Only the most hardened rationalist would be able to attend such a scene on their own and be able to say truthfully that they did not feel uneasy. A formal ceremony that recognises the very real emotional power of such sites may help to put some people at ease, to dispel some of the negative “atmosphere” that they evoke in the human imagination, and to dampen down the notoriety that in some comparable cases (e.g. Jeffrey Dahmer) has necessitated demolition – hardly a practical solution in this instance. The room will probably be a headache for the owners for years to come, with many guests (and staff) wanting to shun the area and the ghoulishly minded seeking it out.
Kiley told Newsweek that staff “felt relieved” after the blessing. It should be noted that although the prayer he used, “St. Michael, the Archangel”, is associated with exorcism, his visit to the room was not a formal exorcism and the word does not appear in the article.
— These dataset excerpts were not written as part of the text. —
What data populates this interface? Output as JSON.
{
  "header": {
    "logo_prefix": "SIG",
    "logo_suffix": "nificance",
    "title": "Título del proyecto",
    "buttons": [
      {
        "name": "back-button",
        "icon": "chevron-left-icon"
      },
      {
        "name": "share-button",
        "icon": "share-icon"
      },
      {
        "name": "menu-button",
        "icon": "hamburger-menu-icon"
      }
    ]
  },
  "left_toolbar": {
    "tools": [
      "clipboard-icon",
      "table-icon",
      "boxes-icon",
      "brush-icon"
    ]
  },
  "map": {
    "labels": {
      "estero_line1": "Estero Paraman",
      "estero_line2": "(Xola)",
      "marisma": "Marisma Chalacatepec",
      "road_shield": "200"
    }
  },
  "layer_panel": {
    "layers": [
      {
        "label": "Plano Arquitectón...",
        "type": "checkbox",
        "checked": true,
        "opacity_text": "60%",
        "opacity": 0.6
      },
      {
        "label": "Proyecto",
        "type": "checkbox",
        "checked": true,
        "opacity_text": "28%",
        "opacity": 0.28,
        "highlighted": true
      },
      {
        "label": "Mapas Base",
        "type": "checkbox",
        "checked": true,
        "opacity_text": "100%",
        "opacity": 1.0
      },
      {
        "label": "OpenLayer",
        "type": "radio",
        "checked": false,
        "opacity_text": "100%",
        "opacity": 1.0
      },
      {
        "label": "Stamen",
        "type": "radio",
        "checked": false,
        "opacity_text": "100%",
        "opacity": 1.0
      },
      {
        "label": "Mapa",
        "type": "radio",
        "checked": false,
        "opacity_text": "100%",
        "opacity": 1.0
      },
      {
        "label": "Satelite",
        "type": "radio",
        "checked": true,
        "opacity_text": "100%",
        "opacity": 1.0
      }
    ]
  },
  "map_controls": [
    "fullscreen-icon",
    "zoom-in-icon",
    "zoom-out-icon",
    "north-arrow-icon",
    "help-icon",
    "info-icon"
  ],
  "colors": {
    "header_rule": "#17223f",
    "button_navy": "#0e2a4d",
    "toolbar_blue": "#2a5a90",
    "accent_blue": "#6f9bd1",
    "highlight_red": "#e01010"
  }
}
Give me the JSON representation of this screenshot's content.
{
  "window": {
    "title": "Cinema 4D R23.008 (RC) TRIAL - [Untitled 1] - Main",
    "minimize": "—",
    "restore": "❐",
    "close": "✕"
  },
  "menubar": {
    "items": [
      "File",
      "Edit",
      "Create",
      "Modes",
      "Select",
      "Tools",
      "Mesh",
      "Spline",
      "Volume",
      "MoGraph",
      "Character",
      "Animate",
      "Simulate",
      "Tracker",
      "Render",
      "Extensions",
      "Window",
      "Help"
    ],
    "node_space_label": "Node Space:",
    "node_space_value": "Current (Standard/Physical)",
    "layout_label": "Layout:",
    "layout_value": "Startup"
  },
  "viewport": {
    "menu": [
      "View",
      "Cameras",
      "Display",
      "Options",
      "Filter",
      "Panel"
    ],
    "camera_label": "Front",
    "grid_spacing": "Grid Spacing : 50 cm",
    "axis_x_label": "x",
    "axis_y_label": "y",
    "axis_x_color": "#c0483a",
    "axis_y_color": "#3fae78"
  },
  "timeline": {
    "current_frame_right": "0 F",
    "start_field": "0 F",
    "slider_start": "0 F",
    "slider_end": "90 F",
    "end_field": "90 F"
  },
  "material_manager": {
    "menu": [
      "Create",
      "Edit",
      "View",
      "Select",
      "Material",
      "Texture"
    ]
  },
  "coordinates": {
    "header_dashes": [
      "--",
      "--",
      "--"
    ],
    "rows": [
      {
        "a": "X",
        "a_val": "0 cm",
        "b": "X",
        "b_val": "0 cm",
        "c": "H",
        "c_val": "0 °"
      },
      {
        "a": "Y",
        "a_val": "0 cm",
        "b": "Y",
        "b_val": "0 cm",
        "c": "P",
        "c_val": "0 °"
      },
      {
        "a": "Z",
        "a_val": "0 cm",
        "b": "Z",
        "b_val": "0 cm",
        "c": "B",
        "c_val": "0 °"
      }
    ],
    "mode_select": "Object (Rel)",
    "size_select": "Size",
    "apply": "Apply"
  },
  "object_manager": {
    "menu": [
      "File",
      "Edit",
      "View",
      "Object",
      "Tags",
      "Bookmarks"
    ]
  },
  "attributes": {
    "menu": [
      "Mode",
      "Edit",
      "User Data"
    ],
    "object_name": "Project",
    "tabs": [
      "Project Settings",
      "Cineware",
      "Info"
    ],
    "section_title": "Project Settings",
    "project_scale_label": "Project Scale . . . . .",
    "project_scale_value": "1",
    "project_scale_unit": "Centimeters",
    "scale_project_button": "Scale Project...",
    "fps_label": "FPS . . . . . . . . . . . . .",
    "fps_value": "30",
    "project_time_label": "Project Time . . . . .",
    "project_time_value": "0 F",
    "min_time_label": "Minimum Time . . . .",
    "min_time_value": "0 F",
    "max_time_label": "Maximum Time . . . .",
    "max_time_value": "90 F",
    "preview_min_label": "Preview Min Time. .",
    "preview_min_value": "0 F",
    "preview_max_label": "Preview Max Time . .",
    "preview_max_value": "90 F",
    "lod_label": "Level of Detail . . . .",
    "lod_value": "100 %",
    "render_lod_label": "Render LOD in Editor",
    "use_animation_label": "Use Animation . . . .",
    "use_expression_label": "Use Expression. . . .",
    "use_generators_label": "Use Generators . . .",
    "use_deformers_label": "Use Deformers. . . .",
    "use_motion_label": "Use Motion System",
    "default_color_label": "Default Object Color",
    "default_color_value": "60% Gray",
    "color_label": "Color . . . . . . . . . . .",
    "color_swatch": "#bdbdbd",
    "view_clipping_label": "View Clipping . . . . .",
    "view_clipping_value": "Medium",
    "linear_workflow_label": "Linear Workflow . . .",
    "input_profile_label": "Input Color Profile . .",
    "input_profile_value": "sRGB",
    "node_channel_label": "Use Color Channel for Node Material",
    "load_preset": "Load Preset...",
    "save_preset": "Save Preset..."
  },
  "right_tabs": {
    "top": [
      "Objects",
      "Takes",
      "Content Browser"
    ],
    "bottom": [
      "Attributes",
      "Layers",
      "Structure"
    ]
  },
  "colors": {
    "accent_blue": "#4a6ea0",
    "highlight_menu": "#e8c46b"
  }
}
However, although this suggests a desire to avoid sensationalism, it seems to me that his account may work against this: rather than making the space mundane again he has instead helped to build a legend that the hotel is a place where tangible supernatural forces may be encountered.
Kiley – who seems to be an intelligent man – experienced what he expected to experience. Would he have felt the same sensations at a location where something similarly terrible had occurred, but that he hadn’t known about? Verifiable reports of such a phenomenon are thin on the ground.